Prima uscita pubblica per il nuovo assessore al bilancio Carlo Conte: “Il mio contributo sarà completo e totale”

(Claudia Cencini) Che sia un pezzo da novanta non ci piove, su questo De Augustinis è stato di parola, l’aveva promesso e ha portato a Spoleto un ‘fuoriclasse’ dalla capitale. Il prof. Carlo Conte, classe ’47, nominato in corner assessore al bilancio del Comune di Spoleto dopo il forfait del generale Matassa, oltre ad essere docente presso la scuola nazionale dell’amministrazione della presidenza del Consiglio dei Ministri ha un curriculum di 8 pagine fitte fitte a riprova della sua indiscussa competenza in fatto di numeri, dove spiccano incarichi ministeriali a capo dell’ufficio bilancio dello Stato e ai vertici del dipartimento della ragioneria generale dello Stato. E’ stato, inoltre, componente di commissioni interministeriali e vicepresidente dei collegi sindacali Inps e Inail. Quello che ci vuole, almeno stando alle premesse, per una Spoleto dissestata e bisognosa di ripresa, i risultati poi (che tutti attendono e si augurano) si vedranno in corso d’opera.

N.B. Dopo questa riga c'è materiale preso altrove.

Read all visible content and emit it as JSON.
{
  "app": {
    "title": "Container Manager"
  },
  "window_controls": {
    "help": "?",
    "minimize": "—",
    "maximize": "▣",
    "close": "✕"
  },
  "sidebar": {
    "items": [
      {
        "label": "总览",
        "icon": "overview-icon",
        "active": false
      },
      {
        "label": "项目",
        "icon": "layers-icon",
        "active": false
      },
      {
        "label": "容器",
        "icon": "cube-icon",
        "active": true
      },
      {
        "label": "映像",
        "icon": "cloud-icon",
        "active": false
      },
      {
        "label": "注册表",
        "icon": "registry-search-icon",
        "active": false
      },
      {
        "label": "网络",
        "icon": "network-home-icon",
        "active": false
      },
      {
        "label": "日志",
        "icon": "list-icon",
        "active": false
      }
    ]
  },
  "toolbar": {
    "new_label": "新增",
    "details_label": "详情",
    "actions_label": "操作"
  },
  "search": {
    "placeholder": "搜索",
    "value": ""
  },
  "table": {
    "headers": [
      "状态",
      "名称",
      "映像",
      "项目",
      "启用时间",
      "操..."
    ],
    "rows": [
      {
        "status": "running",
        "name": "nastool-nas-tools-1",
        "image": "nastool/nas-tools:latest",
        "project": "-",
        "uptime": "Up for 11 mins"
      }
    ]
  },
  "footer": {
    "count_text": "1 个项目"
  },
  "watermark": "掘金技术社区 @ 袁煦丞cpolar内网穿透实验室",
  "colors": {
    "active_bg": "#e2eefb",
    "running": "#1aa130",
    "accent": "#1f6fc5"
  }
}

Oggi è stata la prima uscita pubblica del prof. Conte, accompagnato dal sindaco De Augustinis alla presentazione del programma “Le Quattro Stagioni-Spoleto d’Estate” alla Casina dell’Ippocastano. Conte è apparso subito a suo agio e non ha nascosto la sua simpatia per la città: “Non conoscevo Spoleto – ha dichiarato – da giovane mi sono trovato qui di passaggio per lavoro, ma senza avere la possibilità di approfondire la conoscenza di questa meravigliosa città che sto cominciando a scoprire a poco a poco, proprio oggi ho chiamato mia figlia per dirgli quanto è bella Spoleto”.

Il prof. Conte ci ha poi anticipato che, per motivi familiari, molto probabilmente non potrà essere presente lunedì 16 luglio al giuramento in seno al primo consiglio comunale convocato per quella data. Senza entrare nei dettagli del mandato sui quali si riserverà di rispondere dopo aver prima esaminato le carte ed effettuato i primi ‘rodaggi’, il neoassessore al bilancio ha risposto a un paio di nostre domande.

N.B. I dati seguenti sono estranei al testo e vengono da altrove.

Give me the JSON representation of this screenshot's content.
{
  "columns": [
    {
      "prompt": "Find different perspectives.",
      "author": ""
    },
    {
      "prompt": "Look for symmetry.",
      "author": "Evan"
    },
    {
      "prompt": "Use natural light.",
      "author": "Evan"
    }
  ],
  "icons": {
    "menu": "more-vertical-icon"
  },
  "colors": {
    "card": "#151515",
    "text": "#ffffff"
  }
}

Professore, ci può dire con quale spirito e, soprattutto, con quali obiettivi si prepara ad affrontare questa nuova sfida?

Mi permetta di essere ancora molto riservato, come sono di consueto, perché prima di parlare voglio esaminare la situazione dell’Ente.

Che metodo adotterà nel gestire un’eredità pesante come quella del bilancio della città?

Le anticipo che il mio contributo alla ulteriore valenza della città di Spoleto sarà completo e totale, come è mio costume e metodo.